During the next-to-last bear market — as stocks wallowed in scandal, loss, and insecurity in the run-up to the Iraq war — there were numerous rumors that Osama bin Laden had been captured and killed. Several had S&P futures forecasting a major rally before humdrum reality prevailed.
So here we are in the thick of a rip-roaring bull market, with stocks up more than double in two years and the Dow up by a third since September 10, 2001. (Okay, so it hasn’t been the greatest decade.)
And how should stocks react to news that the al-Qaeda mastermind was killed in a US commando raid? As of this writing, they’re flashing minus signs.
How’s that for a giddy market that has lost its head?
One thing traders have clearly lost is their recent yen for commodity speculation:
- Silver tumbled as much as 12% overnight, in response to another ratcheting up of trading margins on the Chicago Mercantile Exchange, then got within 3% of break-even (for the day, not its crazy-good year), then headed lower again.

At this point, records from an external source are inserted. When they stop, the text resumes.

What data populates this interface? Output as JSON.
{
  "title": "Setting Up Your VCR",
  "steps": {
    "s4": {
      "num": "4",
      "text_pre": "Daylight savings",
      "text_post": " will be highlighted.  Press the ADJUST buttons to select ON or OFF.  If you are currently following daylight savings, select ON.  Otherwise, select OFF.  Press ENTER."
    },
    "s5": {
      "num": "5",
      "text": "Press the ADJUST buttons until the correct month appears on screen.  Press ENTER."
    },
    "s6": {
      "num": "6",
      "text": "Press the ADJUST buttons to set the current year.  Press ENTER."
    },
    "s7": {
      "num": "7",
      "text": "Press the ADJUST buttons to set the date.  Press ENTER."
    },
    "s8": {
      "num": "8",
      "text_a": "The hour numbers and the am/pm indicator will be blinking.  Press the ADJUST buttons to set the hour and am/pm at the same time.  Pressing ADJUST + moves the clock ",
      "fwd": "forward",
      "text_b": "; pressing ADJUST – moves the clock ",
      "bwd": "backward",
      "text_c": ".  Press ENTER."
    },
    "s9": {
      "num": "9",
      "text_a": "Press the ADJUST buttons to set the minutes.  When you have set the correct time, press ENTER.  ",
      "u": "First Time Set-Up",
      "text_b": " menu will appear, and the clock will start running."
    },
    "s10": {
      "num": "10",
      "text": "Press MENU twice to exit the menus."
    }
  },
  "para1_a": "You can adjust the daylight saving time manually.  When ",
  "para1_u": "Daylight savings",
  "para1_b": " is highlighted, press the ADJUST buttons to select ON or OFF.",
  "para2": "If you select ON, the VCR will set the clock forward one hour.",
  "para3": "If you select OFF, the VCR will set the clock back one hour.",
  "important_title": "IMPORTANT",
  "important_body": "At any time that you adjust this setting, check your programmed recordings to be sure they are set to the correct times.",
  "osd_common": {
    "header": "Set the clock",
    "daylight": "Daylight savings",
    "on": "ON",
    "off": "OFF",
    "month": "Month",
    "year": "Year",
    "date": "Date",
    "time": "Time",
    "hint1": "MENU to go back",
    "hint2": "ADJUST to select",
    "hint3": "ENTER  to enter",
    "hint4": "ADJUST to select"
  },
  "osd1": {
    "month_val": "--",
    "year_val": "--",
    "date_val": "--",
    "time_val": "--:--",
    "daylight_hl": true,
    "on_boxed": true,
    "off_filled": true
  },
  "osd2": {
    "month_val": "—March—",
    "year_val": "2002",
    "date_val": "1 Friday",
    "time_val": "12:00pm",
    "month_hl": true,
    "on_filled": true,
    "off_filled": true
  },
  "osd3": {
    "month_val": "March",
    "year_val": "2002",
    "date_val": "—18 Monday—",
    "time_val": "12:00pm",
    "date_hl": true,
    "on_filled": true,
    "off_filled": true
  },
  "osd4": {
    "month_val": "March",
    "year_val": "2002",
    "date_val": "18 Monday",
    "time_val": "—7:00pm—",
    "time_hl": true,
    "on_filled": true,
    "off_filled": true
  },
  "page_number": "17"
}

- Grains are getting ripped, despite flooding in parts of the US breadbasket (and drought elsewhere).
Could it be as simple as “sell in May and go away"? Predictably, this has been a common refrain of late.
This is the sort of “actionable advice” dispensed by those for whom the movement of the planet in its orbit is the only apparent trend. It seems particularly silly to sell on that basis into a market that has bought into every dip without fail for two years.
Sure, this could be the time the pattern changes. But betting on that seems like a great way to miss the next 10% to the upside.
The CBOE Options Volatility Index — aka the VIX, aka the fear gauge — is up a full point today, indicating decent demand for protective puts. The appetite for such insurance has recently been fading even faster than Donald Trump’s campaign.
The fact that the VIX can pop 7% on a day like this is not a sign of irrational exuberance.
Perhaps traders are reacting to reports from the camp of anti-American Iraqi cleric (and government coalition partner) Muqtada al-Sadr about Israeli jets supposedly drilling above Iraq for a strike on Iran.
Normally, this sort of stuff could be dismissed as propaganda. But Israel is trying to derail the recent deal between Hamas, which controls the Gaza Strip, and the Fatah faction in control of the West Bank -- a deal that could end the Palestinian divisions that have been so advantageous to the Israelis. It also faces the likelihood that Egypt may soon end its blockade of the Gaza Strip, strengthening Hamas.
Perhaps this might be a good time, at least from the perspective of Israeli hardliners, to shake things up by striking at Iran, a patron of Hamas. Perhaps the US raid on the bin Laden compound gives Israel the cover it needs.
Then again, perhaps it’s time to back away from the silver-trading screen and pop a tranquilizer.
What’s clear from today’s action is that this is a market that takes nothing for granted — and one that, now that the bulk of lucrative quarterly results is in the bag, is looking for reasons why its good fortune might not persist.
There’s a lot to be said for a skittish market like this. You never know what might happen if war doesn’t break out.
As for bin Laden (notions of frontier justice aside), he became yesterday’s news once half the Arab world took to the streets to demand accountability not from Israel or the US, but from its own governments.
Corruption and stagnation in the Middle East and North Africa have always been Al Qaeda’s greatest assets. The people of the region have now channeled their frustrations into a push along the path blazed by Mahatma Gandhi and Martin Luther King, not the dead sheik.
That will eventually prove a much more important victory than the raid on bin Laden’s compound.